Então, nessa seara, seguindo aquele princípio, não há como responsabilizar o dono do blog por comentários de terceiros. Ademais, os casos de responsabilidade por fato de terceiro estão estabelecidos no art. 932 do CC e não há como entender que se possa exigir do autor do blog um dever de vigilância sobre os comentários, ainda mais se houver uma maciça publicação de comentários. Com isso, entendemos que deve haver uma notificação ao dono do blog para a retirada do conteúdo ofensivo e só depois, na sua inércia, é que se pode responsabilizá-lo pela omissão.

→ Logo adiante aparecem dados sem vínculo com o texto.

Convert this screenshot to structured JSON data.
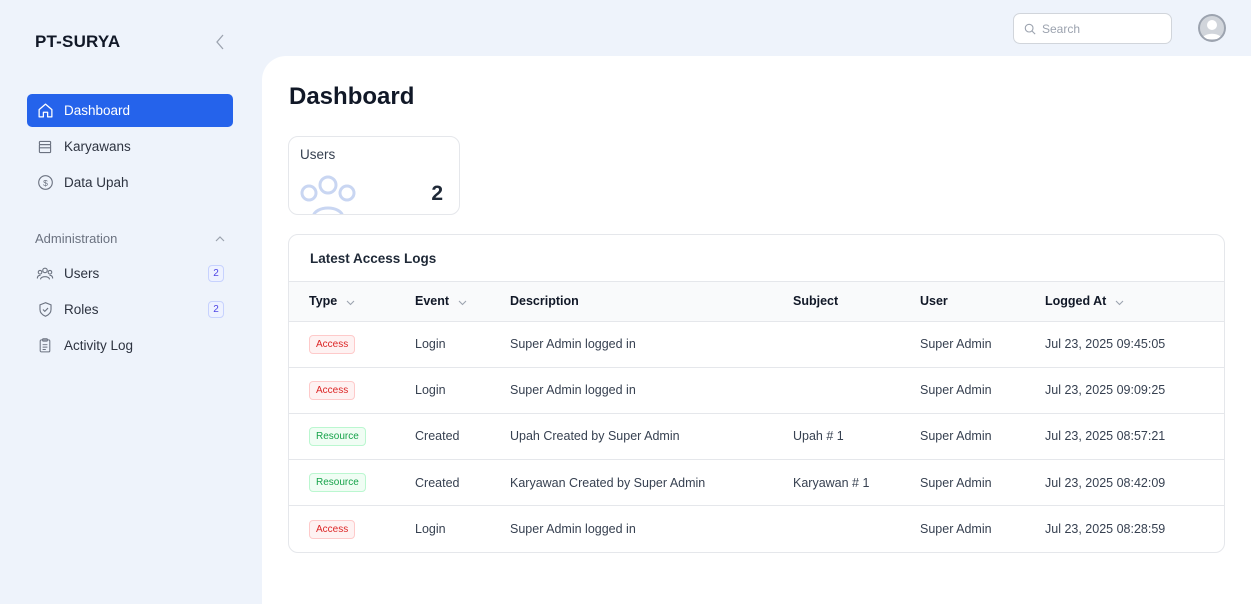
{
  "brand": "PT-SURYA",
  "search": {
    "placeholder": "Search"
  },
  "sidebar": {
    "items": [
      {
        "label": "Dashboard",
        "icon": "home-icon",
        "active": true
      },
      {
        "label": "Karyawans",
        "icon": "archive-icon"
      },
      {
        "label": "Data Upah",
        "icon": "dollar-icon"
      }
    ],
    "group": {
      "title": "Administration",
      "items": [
        {
          "label": "Users",
          "icon": "users-icon",
          "badge": "2"
        },
        {
          "label": "Roles",
          "icon": "shield-check-icon",
          "badge": "2"
        },
        {
          "label": "Activity Log",
          "icon": "clipboard-icon"
        }
      ]
    }
  },
  "page": {
    "title": "Dashboard"
  },
  "stats": {
    "users_label": "Users",
    "users_value": "2"
  },
  "logs": {
    "title": "Latest Access Logs",
    "columns": [
      "Type",
      "Event",
      "Description",
      "Subject",
      "User",
      "Logged At"
    ],
    "rows": [
      {
        "type": "Access",
        "event": "Login",
        "description": "Super Admin logged in",
        "subject": "",
        "user": "Super Admin",
        "logged_at": "Jul 23, 2025 09:45:05"
      },
      {
        "type": "Access",
        "event": "Login",
        "description": "Super Admin logged in",
        "subject": "",
        "user": "Super Admin",
        "logged_at": "Jul 23, 2025 09:09:25"
      },
      {
        "type": "Resource",
        "event": "Created",
        "description": "Upah Created by Super Admin",
        "subject": "Upah # 1",
        "user": "Super Admin",
        "logged_at": "Jul 23, 2025 08:57:21"
      },
      {
        "type": "Resource",
        "event": "Created",
        "description": "Karyawan Created by Super Admin",
        "subject": "Karyawan # 1",
        "user": "Super Admin",
        "logged_at": "Jul 23, 2025 08:42:09"
      },
      {
        "type": "Access",
        "event": "Login",
        "description": "Super Admin logged in",
        "subject": "",
        "user": "Super Admin",
        "logged_at": "Jul 23, 2025 08:28:59"
      }
    ]
  },
  "colors": {
    "primary": "#2563eb",
    "access_tag": "#dc2626",
    "resource_tag": "#16a34a",
    "background": "#eef3fb"
  }
}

No entanto, a mera notificação não é o bastante para a retirada do conteúdo. Entendemos que a notificação vazia não tem esse efeito. Assim entende também Hugo Daniel Lança Silva, no artigo intitulado “O direito no mundo dos blogs”. Assim diz o autor português:

“A questão merece algum cuidado na sua análise. Uma fórmula demasiado permissiva poderá gerar indesejáveis abusos. Sustentar que uma mera denúncia de um eventual interessado é suficiente para a remoção do conteúdo, sem aquilatar da sua ilicitude, poderá promover perigosas práticas de censura.”

Com isso, seguimos dizendo que é o autor do comentário é que deve ser responsabilizado, no conceito de que é o autor do “ilícito” a pessoa responsável pela ação. Não há nexo causal entre a publicação do blog pelo autor e a vinculação do comentário pelo “ofensor”. O nexo causal se dá na ação de quem publica o comentário ofensivo, e não o dono do blog, em analogia com a questão dos provedores. Se o Orkut, como empresa, com todos os recursos disponíveis, não é responsável pelas manifestações feitas em suas páginas, não há como se exigir que o dono do blog o seja, em outra analogia.

Sérgio Cavalieri, ao falar sobre o nexo causal, nos ensina que a teoria adotada pelo nosso CC é o da Causalidade Adequada. Assim diz:

“Entre duas ou mais circunstâncias que concretamente concorreram para a produção do resultado, causa adequada será aquela que tem interferência decisiva”1.

A ação ou omissão sozinha era capaz de produzir o dano? Com base na teoria da causalidade adequada, é possível questionar a responsabilidade do autor do blog por comentários dos internautas: a simples publicação do blog, por si só, foi o ato que causou o dano ao ofendido? Entendemos que não, justamente pela falta de nexo causal. Não se pode responsabilizar alguém por ato que não tenha dado causa, exceção feita à responsabilidade por fato de terceiro, nos termos do art. 932 do CC.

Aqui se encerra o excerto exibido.